Environment & Sustainability
U.S. environmental groups urge Canada to stick with FSC
January 13, 2016 By Cindy Macdonald
U.S. environmental groups have called on the governments of Quebec and Ontario to maintain strong forest conservation, wildlife protection and community engagement requirements for the logging industry in the Canadian Boreal forest.
In letters delivered to the premiers of Quebec and Ontario, 13 U.S. environmental groups say that some in the logging industry are attempting to weaken protection for threatened forests and human rights, “at the very time that many are looking to Canadian provinces to strengthen conservation.” The groups call on the logging industry to “work with, not against, the very system that has given them social license in the marketplace.”
“Decades ago environmental groups and the logging industry worked together to found the FSC as an independent, science-based forest certification program,” says Danielle Droitsch, NRDC senior policy analyst, Canada Project. “Fifty million hectares of Canadian forest is FSC-certified, with the majority in the heart of Canada’s Boreal forest. The logging industry must meet higher environmental standards in these forests, but customers recognize and reward the effort.”
The groups make reference to an October 2015 letter to the Quebec government from the Quebec Forest Industry Council (QFIC), in which they say the organization threatened to remove forests from Forest Stewardship Council (FSC) certification because of limits on industrial logging.
“Companies with billions in buying power use the FSC label to indicate responsible logging practices,” says Ross Hammond, ForestEthics U.S. campaigns director. “The provinces and the logging industry need to recognize the potential economic consequences of abandoning FSC certification.”

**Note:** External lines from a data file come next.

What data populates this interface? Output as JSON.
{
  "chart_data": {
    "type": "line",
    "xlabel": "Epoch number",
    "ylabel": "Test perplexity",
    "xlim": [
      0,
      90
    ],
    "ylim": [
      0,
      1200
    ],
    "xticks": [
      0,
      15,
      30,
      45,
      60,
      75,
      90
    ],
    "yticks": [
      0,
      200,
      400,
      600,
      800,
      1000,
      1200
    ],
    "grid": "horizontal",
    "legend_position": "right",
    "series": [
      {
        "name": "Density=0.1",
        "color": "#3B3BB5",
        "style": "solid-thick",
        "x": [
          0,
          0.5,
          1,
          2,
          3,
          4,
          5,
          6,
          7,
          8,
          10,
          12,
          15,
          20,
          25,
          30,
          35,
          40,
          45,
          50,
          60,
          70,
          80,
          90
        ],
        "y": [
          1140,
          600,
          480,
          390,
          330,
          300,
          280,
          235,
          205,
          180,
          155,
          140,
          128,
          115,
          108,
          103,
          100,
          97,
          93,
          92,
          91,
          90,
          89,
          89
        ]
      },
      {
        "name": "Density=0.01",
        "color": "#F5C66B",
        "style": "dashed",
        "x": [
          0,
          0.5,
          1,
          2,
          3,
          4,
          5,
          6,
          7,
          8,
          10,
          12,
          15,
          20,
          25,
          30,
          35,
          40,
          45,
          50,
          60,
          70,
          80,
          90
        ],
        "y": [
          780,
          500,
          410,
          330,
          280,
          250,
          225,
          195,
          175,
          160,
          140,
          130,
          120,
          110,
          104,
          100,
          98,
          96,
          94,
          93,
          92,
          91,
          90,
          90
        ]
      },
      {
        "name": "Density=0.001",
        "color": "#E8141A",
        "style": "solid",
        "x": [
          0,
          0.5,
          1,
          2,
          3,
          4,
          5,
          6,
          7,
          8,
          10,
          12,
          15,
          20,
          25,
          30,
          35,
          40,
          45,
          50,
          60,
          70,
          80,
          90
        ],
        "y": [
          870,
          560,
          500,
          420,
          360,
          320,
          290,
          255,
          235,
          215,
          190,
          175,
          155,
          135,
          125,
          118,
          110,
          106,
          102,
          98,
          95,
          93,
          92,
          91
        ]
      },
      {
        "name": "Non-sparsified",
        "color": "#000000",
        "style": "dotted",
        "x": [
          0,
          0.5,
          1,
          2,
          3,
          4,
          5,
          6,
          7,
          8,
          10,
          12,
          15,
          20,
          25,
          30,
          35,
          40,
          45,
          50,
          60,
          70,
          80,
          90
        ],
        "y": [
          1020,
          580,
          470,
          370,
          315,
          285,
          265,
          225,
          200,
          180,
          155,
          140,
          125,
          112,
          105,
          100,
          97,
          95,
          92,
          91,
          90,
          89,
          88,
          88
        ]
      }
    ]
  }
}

“There is no other third-party forest certification system with a strong system of environmental protection, community engagement and conflict resolution,” reads the letters. “We stand ready to work with Canada’s forest products industry to better meet our mutual goals, but we also stand ready to challenge companies that are fragmenting the last intact forest areas in the Boreal forest, that do not adhere to best practices and, most importantly, that fail to respect the free, prior and informed consent of affected First Nations in their traditional territories.”
Groups that signed the letters are: Catalog Choice; Chlorine Free Products Association; Dogwood Alliance; ForestEthics; Friends of the Earth, US; Green America, Better Paper Project; Green Press Initiative; Greenpeace USA; National Wildlife Federation; Natural Resources Defense Council; Rainforest Action Network; Rainforest Relief; Re-nourish.